First launched in January 2014, VoxGov is a discovery platform that aggregates a broad range of official and ephemeral information resources issued by individual representatives and organizations from all branches of the U.S. Federal Government, and links that content to publicly accessible government documentation. VoxGov harvests content in "real-time" through continuous indexing and caches web content for discovery, retaining information that may no longer be online.
As of 2019, VoxGov represents that it aggregates and indexes information from over 14,000 government web locations, including official government sites as well as social media sites of government representatives and agencies.

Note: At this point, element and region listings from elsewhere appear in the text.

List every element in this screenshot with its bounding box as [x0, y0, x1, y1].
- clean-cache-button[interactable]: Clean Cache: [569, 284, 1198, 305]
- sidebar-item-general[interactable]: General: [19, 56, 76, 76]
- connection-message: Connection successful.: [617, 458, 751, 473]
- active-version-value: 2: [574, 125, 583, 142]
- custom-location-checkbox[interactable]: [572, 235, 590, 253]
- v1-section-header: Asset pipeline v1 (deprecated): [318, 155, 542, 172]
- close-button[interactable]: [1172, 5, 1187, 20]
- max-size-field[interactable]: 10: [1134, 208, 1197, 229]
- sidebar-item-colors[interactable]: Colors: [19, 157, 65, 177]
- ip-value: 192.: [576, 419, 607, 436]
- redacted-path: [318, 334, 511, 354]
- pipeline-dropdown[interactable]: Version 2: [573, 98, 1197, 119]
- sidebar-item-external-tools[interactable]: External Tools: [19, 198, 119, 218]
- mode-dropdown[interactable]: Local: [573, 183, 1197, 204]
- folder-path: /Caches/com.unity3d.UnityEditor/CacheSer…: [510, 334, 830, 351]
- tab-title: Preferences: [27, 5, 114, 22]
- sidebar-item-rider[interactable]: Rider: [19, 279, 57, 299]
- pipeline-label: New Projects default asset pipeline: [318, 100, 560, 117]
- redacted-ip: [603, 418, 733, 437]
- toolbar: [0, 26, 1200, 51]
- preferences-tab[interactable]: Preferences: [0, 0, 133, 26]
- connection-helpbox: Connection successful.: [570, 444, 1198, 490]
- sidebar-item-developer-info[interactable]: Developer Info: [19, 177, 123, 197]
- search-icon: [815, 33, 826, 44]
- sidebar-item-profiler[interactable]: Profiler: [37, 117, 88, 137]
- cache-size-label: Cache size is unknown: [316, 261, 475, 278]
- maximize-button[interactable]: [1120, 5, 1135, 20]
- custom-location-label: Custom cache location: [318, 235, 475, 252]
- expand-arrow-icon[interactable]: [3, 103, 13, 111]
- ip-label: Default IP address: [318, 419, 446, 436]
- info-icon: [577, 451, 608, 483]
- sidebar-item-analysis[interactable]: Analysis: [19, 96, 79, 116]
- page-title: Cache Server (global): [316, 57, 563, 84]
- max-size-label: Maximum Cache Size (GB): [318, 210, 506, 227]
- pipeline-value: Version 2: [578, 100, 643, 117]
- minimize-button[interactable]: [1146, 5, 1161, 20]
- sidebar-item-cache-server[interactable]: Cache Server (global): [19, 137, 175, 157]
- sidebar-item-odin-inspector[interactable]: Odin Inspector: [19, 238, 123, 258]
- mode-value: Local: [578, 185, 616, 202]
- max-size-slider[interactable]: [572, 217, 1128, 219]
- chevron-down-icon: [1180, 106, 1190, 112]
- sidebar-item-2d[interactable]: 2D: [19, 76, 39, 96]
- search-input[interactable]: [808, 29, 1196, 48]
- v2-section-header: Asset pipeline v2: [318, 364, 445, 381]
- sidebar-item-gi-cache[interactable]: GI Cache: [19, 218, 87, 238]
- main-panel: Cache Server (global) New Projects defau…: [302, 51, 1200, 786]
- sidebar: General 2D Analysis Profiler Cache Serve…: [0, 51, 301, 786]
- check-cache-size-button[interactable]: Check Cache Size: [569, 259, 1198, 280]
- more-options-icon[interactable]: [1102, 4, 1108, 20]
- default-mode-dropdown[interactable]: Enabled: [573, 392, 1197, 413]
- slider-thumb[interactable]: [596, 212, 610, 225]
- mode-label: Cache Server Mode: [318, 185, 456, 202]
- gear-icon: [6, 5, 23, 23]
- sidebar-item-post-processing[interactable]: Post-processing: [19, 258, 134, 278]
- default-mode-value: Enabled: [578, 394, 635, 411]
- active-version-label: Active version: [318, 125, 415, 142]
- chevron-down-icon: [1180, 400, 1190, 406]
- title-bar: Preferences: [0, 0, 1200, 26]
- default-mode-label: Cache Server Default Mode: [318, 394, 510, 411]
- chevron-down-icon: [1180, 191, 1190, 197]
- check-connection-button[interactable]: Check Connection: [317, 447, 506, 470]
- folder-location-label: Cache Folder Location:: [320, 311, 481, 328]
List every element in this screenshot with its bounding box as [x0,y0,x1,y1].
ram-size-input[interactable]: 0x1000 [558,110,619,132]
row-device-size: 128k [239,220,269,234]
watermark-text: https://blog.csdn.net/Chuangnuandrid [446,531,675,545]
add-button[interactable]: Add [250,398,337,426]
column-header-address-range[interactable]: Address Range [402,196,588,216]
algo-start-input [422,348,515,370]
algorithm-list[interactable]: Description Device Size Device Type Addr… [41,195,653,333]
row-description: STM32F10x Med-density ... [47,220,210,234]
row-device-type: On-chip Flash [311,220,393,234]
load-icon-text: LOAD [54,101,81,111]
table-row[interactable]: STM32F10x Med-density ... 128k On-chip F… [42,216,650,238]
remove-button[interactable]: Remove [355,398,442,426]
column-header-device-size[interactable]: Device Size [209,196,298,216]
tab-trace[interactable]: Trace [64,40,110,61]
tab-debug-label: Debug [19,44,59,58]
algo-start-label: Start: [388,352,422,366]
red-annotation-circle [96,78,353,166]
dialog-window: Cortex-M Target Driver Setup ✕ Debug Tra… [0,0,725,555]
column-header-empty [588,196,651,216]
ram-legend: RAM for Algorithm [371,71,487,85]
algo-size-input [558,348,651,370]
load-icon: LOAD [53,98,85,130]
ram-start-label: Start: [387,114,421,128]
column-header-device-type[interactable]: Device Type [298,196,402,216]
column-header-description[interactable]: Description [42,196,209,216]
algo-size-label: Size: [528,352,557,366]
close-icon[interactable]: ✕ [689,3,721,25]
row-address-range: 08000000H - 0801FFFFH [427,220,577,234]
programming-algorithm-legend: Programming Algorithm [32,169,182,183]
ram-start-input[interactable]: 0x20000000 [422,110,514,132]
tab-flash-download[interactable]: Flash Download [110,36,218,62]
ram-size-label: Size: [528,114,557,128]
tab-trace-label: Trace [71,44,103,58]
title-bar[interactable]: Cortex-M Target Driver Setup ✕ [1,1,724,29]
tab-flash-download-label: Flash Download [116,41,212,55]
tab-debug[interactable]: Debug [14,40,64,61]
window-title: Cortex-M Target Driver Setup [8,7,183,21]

VoxGov harvests content from all three branches of the Federal government. For legislative content, VoxGov indexes official congressional representative websites and "release sites" (press releases, speeches, testimony, articles and editorial statements), as well as commentary posted by their offices on over 2,000 social media sites (Facebook, Twitter, and YouTube). Executive content includes release sites (news, announcements, reports) and social media from the executive office, cabinet, departments and agencies such as the Department of State, Defense, U.S. embassies, etc. VoxGov also indexes judicial and regulatory information disseminated by various other federal government bodies, as well as autonomous bodies such as the Voice of America and U.S. political parties.

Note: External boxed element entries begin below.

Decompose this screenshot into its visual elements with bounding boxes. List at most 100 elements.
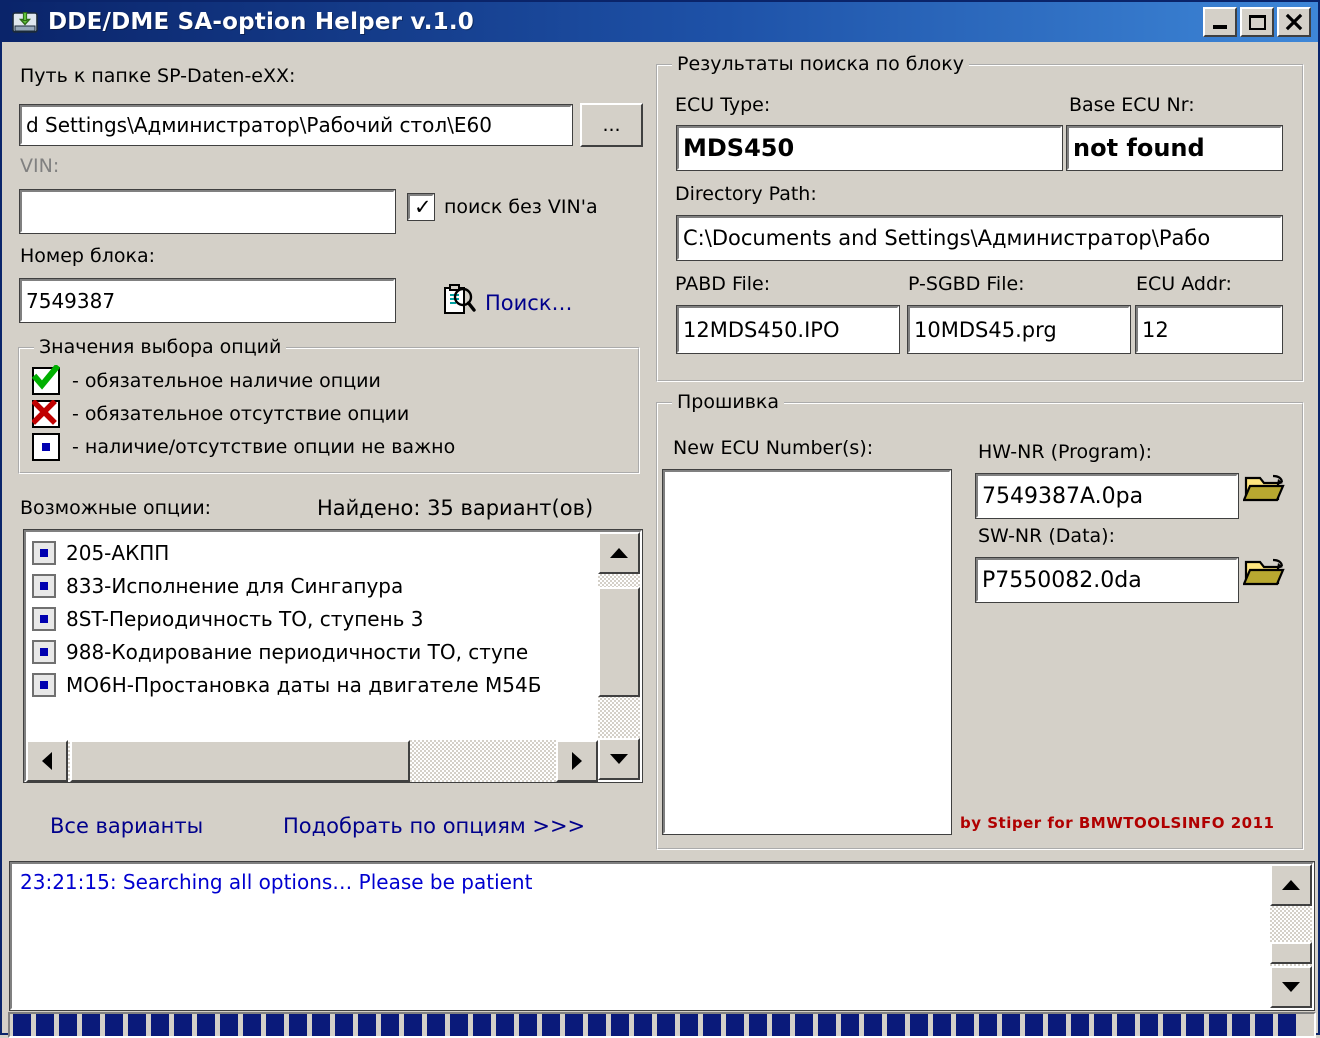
ecu-type-value[interactable]: MDS450 [676, 125, 1063, 171]
browse-path-button[interactable]: ... [580, 103, 643, 147]
sw-nr-value[interactable]: P7550082.0da [975, 557, 1239, 603]
chevron-right-icon [572, 752, 582, 770]
blue-square-icon[interactable] [32, 672, 56, 697]
new-ecu-numbers-label: New ECU Number(s): [673, 437, 874, 459]
log-vertical-scrollbar[interactable] [1270, 864, 1312, 1008]
author-signature: by Stiper for BMWTOOLSINFO 2011 [960, 814, 1275, 832]
chevron-down-icon [610, 754, 628, 764]
window-title: DDE/DME SA-option Helper v.1.0 [48, 9, 474, 35]
application-window: DDE/DME SA-option Helper v.1.0 Путь к па… [0, 0, 1320, 1038]
legend-text: - наличие/отсутствие опции не важно [72, 436, 456, 458]
magnifier-clipboard-icon [442, 283, 476, 322]
ecu-addr-label: ECU Addr: [1136, 273, 1232, 295]
pabd-file-value[interactable]: 12MDS450.IPO [676, 305, 900, 354]
all-variants-button[interactable]: Все варианты [50, 814, 203, 838]
legend-item-required: - обязательное наличие опции [32, 365, 381, 395]
open-folder-icon [1242, 474, 1285, 502]
scroll-right-button[interactable] [556, 740, 598, 782]
dot [42, 443, 50, 451]
scroll-thumb[interactable] [70, 740, 410, 782]
red-cross-icon [32, 400, 60, 428]
search-without-vin-label: поиск без VIN'a [444, 196, 598, 218]
match-by-options-button[interactable]: Подобрать по опциям >>> [283, 814, 585, 838]
minimize-button[interactable] [1203, 7, 1237, 37]
list-item-label: MO6H-Простановка даты на двигателе M54Б [66, 672, 542, 697]
ecu-type-label: ECU Type: [675, 94, 771, 116]
directory-path-value[interactable]: C:\Documents and Settings\Администратор\… [676, 215, 1283, 261]
block-number-input[interactable]: 7549387 [19, 278, 396, 323]
new-ecu-numbers-listbox[interactable] [662, 469, 952, 835]
path-label: Путь к папке SP-Daten-eXX: [20, 65, 296, 87]
list-item[interactable]: 8ST-Периодичность ТО, ступень 3 [26, 602, 640, 635]
directory-path-label: Directory Path: [675, 183, 817, 205]
maximize-button[interactable] [1240, 7, 1274, 37]
results-title: Результаты поиска по блоку [672, 53, 969, 75]
firmware-title: Прошивка [672, 391, 785, 413]
base-ecu-nr-label: Base ECU Nr: [1069, 94, 1195, 116]
legend-item-forbidden: - обязательное отсутствие опции [32, 400, 409, 428]
hw-nr-browse-button[interactable] [1242, 466, 1287, 511]
list-item-label: 833-Исполнение для Сингапура [66, 573, 404, 598]
block-number-label: Номер блока: [20, 245, 156, 267]
search-button-label: Поиск… [485, 290, 573, 315]
options-list: 205-АКПП 833-Исполнение для Сингапура 8S… [26, 532, 640, 701]
close-icon [1285, 13, 1303, 31]
legend-text: - обязательное отсутствие опции [72, 403, 410, 425]
scroll-left-button[interactable] [26, 740, 68, 782]
list-item[interactable]: 205-АКПП [26, 536, 640, 569]
list-item[interactable]: 988-Кодирование периодичности ТО, ступе [26, 635, 640, 668]
search-without-vin-checkbox[interactable]: ✓ [407, 193, 435, 221]
scroll-up-button[interactable] [1270, 864, 1312, 906]
list-item[interactable]: 833-Исполнение для Сингапура [26, 569, 640, 602]
hw-nr-label: HW-NR (Program): [978, 441, 1153, 463]
legend-group: Значения выбора опций - обязательное нал… [18, 336, 640, 474]
hw-nr-value[interactable]: 7549387A.0pa [975, 473, 1239, 519]
psgbd-file-label: P-SGBD File: [908, 273, 1025, 295]
progress-bar [8, 1012, 1316, 1038]
blue-square-icon[interactable] [32, 540, 56, 565]
search-without-vin-row[interactable]: ✓ поиск без VIN'a [407, 193, 598, 221]
scroll-down-button[interactable] [598, 738, 640, 780]
firmware-group: Прошивка New ECU Number(s): HW-NR (Progr… [656, 391, 1304, 850]
search-button[interactable]: Поиск… [442, 283, 573, 322]
base-ecu-nr-value[interactable]: not found [1066, 125, 1283, 171]
legend-title: Значения выбора опций [34, 336, 287, 358]
blue-square-icon[interactable] [32, 573, 56, 598]
vin-label: VIN: [20, 155, 60, 177]
scroll-down-button[interactable] [1270, 966, 1312, 1008]
scroll-thumb[interactable] [598, 587, 640, 697]
chevron-down-icon [1282, 982, 1300, 992]
chevron-up-icon [1282, 880, 1300, 890]
legend-text: - обязательное наличие опции [72, 370, 381, 392]
scroll-thumb[interactable] [1270, 942, 1312, 964]
title-bar[interactable]: DDE/DME SA-option Helper v.1.0 [2, 2, 1318, 42]
blue-square-icon [32, 433, 60, 461]
sw-nr-browse-button[interactable] [1242, 550, 1287, 595]
list-item-label: 988-Кодирование периодичности ТО, ступе [66, 639, 529, 664]
sw-nr-label: SW-NR (Data): [978, 525, 1115, 547]
options-horizontal-scrollbar[interactable] [26, 740, 598, 782]
list-item-label: 205-АКПП [66, 540, 170, 565]
options-label: Возможные опции: [20, 497, 212, 519]
list-item[interactable]: MO6H-Простановка даты на двигателе M54Б [26, 668, 640, 701]
path-input[interactable]: d Settings\Администратор\Рабочий стол\E6… [19, 104, 573, 146]
green-check-icon [32, 365, 60, 395]
close-button[interactable] [1277, 7, 1311, 37]
window-controls [1203, 7, 1314, 37]
psgbd-file-value[interactable]: 10MDS45.prg [907, 305, 1131, 354]
pabd-file-label: PABD File: [675, 273, 771, 295]
blue-square-icon[interactable] [32, 639, 56, 664]
chevron-up-icon [610, 548, 628, 558]
found-count-label: Найдено: 35 вариант(ов) [317, 496, 594, 520]
blue-square-icon[interactable] [32, 606, 56, 631]
vin-input[interactable] [19, 189, 396, 234]
ecu-addr-value[interactable]: 12 [1135, 305, 1283, 354]
disk-download-icon [10, 7, 40, 37]
options-vertical-scrollbar[interactable] [598, 532, 640, 780]
maximize-icon [1248, 14, 1266, 30]
scroll-up-button[interactable] [598, 532, 640, 574]
open-folder-icon [1242, 558, 1285, 586]
log-area[interactable]: 23:21:15: Searching all options… Please … [9, 861, 1315, 1011]
legend-item-dontcare: - наличие/отсутствие опции не важно [32, 433, 455, 461]
results-group: Результаты поиска по блоку ECU Type: MDS… [656, 53, 1304, 382]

Additionally the service indexes official documents such as the Congressional Record, Congressional Research Service reports, the Federal Register, legislation (bills, amendments, resolutions, etc.), and congressional documents (including testimony transcripts and committee reports). VoxGov has estimated that these primary source documents--already widely available elsewhere--represent less than 10% of VoxGov indexed content (2.2 million document files out of an estimated 30 million documents).1 Results from these sources are reported in line with the other collected material, enabling users to track commentary and official responses to issues during all phases of the political, legislative and regulatory process. VoxGov links out to some of these sources on external platforms, including open access content on congress.gov. Federal Register content is gathered from GPO.gov, with public inspection documents from FederalRegister.gov. As of February 2019, the platform has indexed more than five million official releases and over 31 million social media posts.

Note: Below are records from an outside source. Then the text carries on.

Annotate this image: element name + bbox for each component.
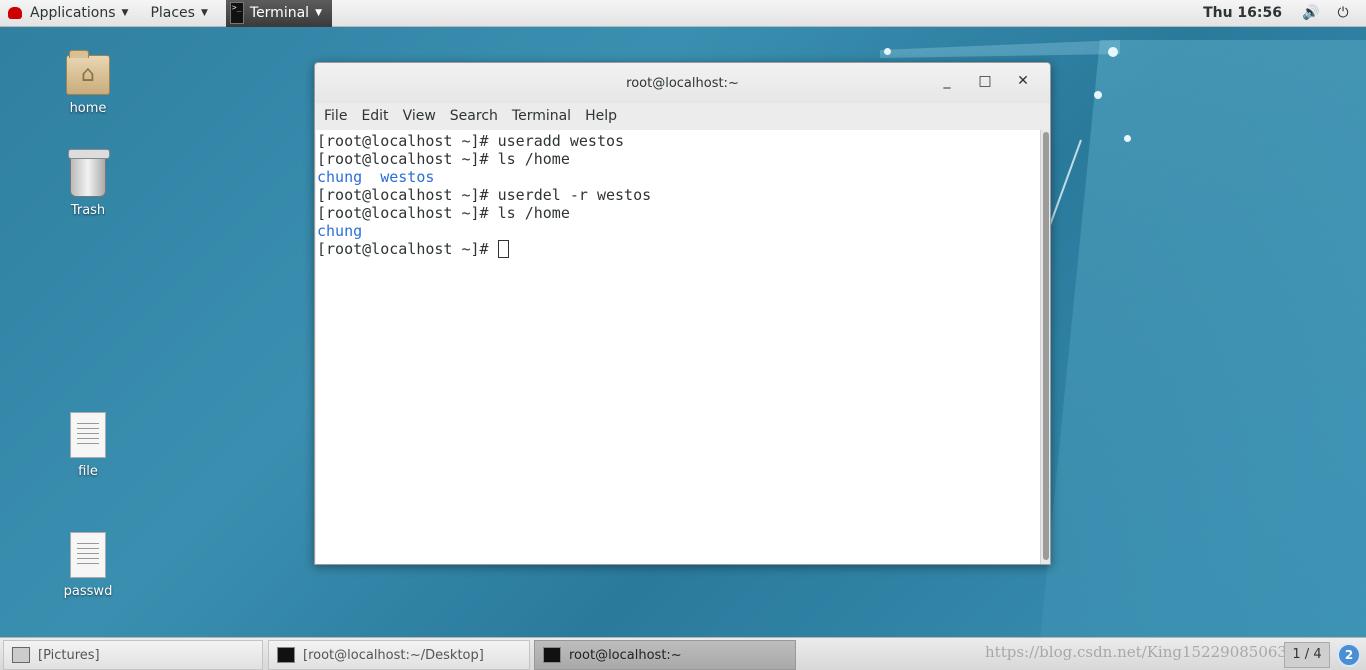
bottom-panel: [Pictures] [root@localhost:~/Desktop] ro… xyxy=(0,637,1366,670)
desktop-icon-trash[interactable]: Trash xyxy=(43,149,133,218)
desktop-icon-passwd[interactable]: passwd xyxy=(43,532,133,599)
watermark: https://blog.csdn.net/King15229085063 xyxy=(985,643,1287,661)
terminal-line: [root@localhost ~]# xyxy=(317,240,1040,258)
wallpaper-dot xyxy=(1108,47,1118,57)
terminal-icon: >_ xyxy=(229,2,244,24)
terminal-prompt: [root@localhost ~]# xyxy=(317,150,498,168)
terminal-line: [root@localhost ~]# useradd westos xyxy=(317,132,1040,150)
terminal-line: [root@localhost ~]# userdel -r westos xyxy=(317,186,1040,204)
workspace-badge[interactable]: 2 xyxy=(1337,643,1361,667)
terminal-command: useradd westos xyxy=(497,132,625,150)
terminal-prompt: [root@localhost ~]# xyxy=(317,186,498,204)
desktop-icon-file[interactable]: file xyxy=(43,412,133,479)
redhat-logo-icon xyxy=(8,7,22,19)
places-menu[interactable]: Places ▼ xyxy=(142,0,215,27)
menu-help[interactable]: Help xyxy=(578,108,624,124)
directory-entry: chung xyxy=(317,168,363,186)
directory-entry: westos xyxy=(380,168,435,186)
applications-menu[interactable]: Applications ▼ xyxy=(0,0,136,27)
terminal-command: ls /home xyxy=(497,150,570,168)
terminal-app-menu[interactable]: >_ Terminal ▼ xyxy=(225,0,332,27)
desktop-icon-label: home xyxy=(69,101,107,116)
wallpaper-band xyxy=(1040,40,1366,640)
menu-bar: File Edit View Search Terminal Help xyxy=(315,103,1050,129)
desktop-icon-label: file xyxy=(78,464,98,479)
menu-terminal[interactable]: Terminal xyxy=(505,108,578,124)
terminal-icon xyxy=(277,647,295,663)
workspace-pager[interactable]: 1 / 4 xyxy=(1284,642,1330,668)
terminal-cursor xyxy=(497,240,509,258)
maximize-button[interactable]: □ xyxy=(966,73,1004,89)
trash-icon xyxy=(68,149,110,197)
text-file-icon xyxy=(70,532,106,578)
top-panel: Applications ▼ Places ▼ >_ Terminal ▼ Th… xyxy=(0,0,1366,27)
menu-file[interactable]: File xyxy=(317,108,354,124)
wallpaper-dot xyxy=(1094,91,1102,99)
window-title: root@localhost:~ xyxy=(626,75,739,91)
applications-label: Applications xyxy=(30,5,116,21)
terminal-output[interactable]: [root@localhost ~]# useradd westos [root@… xyxy=(316,130,1040,564)
terminal-scrollbar[interactable] xyxy=(1040,130,1050,564)
wallpaper-dot xyxy=(1124,135,1131,142)
file-manager-icon xyxy=(12,647,30,663)
wallpaper-dot xyxy=(884,48,891,55)
minimize-button[interactable]: _ xyxy=(928,73,966,89)
desktop-icon-label: passwd xyxy=(63,584,113,599)
places-label: Places xyxy=(150,5,195,21)
menu-view[interactable]: View xyxy=(396,108,443,124)
terminal-window[interactable]: root@localhost:~ _ □ ✕ File Edit View Se… xyxy=(314,62,1051,565)
menu-edit[interactable]: Edit xyxy=(354,108,395,124)
scrollbar-thumb[interactable] xyxy=(1043,132,1049,560)
taskbar-item-pictures[interactable]: [Pictures] xyxy=(3,640,263,670)
terminal-line: chung xyxy=(317,222,1040,240)
home-folder-icon xyxy=(66,50,110,95)
terminal-line: [root@localhost ~]# ls /home xyxy=(317,204,1040,222)
desktop-icon-home[interactable]: home xyxy=(43,50,133,116)
directory-entry: chung xyxy=(317,222,363,240)
terminal-line: [root@localhost ~]# ls /home xyxy=(317,150,1040,168)
terminal-prompt: [root@localhost ~]# xyxy=(317,204,498,222)
taskbar-item-desktop-terminal[interactable]: [root@localhost:~/Desktop] xyxy=(268,640,530,670)
text-file-icon xyxy=(70,412,106,458)
taskbar-item-root-terminal[interactable]: root@localhost:~ xyxy=(534,640,796,670)
taskbar-item-label: [Pictures] xyxy=(38,647,100,663)
taskbar-item-label: root@localhost:~ xyxy=(569,647,682,663)
terminal-prompt: [root@localhost ~]# xyxy=(317,240,498,258)
terminal-line: chung westos xyxy=(317,168,1040,186)
desktop-icon-label: Trash xyxy=(70,203,106,218)
clock[interactable]: Thu 16:56 xyxy=(1203,5,1282,21)
power-icon[interactable]: ⏻ xyxy=(1334,5,1352,21)
chevron-down-icon: ▼ xyxy=(200,8,208,18)
window-titlebar[interactable]: root@localhost:~ _ □ ✕ xyxy=(315,63,1050,103)
chevron-down-icon: ▼ xyxy=(315,8,322,18)
terminal-app-label: Terminal xyxy=(249,5,310,21)
terminal-command: userdel -r westos xyxy=(497,186,652,204)
close-button[interactable]: ✕ xyxy=(1004,73,1042,89)
volume-icon[interactable]: 🔊 xyxy=(1302,5,1320,21)
menu-search[interactable]: Search xyxy=(443,108,505,124)
taskbar-item-label: [root@localhost:~/Desktop] xyxy=(303,647,484,663)
chevron-down-icon: ▼ xyxy=(121,8,129,18)
terminal-prompt: [root@localhost ~]# xyxy=(317,132,498,150)
terminal-command: ls /home xyxy=(497,204,570,222)
terminal-icon xyxy=(543,647,561,663)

Representing the published output of tens of thousands of U.S. Federal Government web locations, the resulting database yields an enormous amount of information. VoxGov indicates that more than 20,000 files are added daily.2 Content ranges widely in scope, from official statements by congressional representatives on legislation to commentary and "retweets" posted on Twitter. VoxGov applies rigorous indexing to each entry to aid filtering and navigation by source, topic, and content type. There is some redundancy to content as official releases are disseminated and reposted via other channels or as representatives post content to multiple sites. VoxGov does not capture outlinks to other sites.
While the VoxGov platform was first released in 2014, it includes social media posts gathered since at least 2002. VoxGov has also indexed historical documentation from official sites dating back to the 19th century, with the majority of the content falling between present day and 1993. As new source entities and resource types are added, the developers seek to “include all associated available archives so they remain complete.”
Given VoxGov’s broad aims for harvesting content, the researcher may be left with the interesting methodological question of discerning what portion of congressional online and social media content the database will come to represent. The inherent difficulty in defining the entire U.S. federal government “domain” on the web has often been cited by authorities on preservation like James A. Jacobs in his March 2014 report Born-Digital U.S. Federal Government Information: Preservation and Access. This difficulty complicates the task of interpreting the term frequency data utilized in the interface.VoxGov represents that it has employed several librarians to identify and map federal agencies in detail.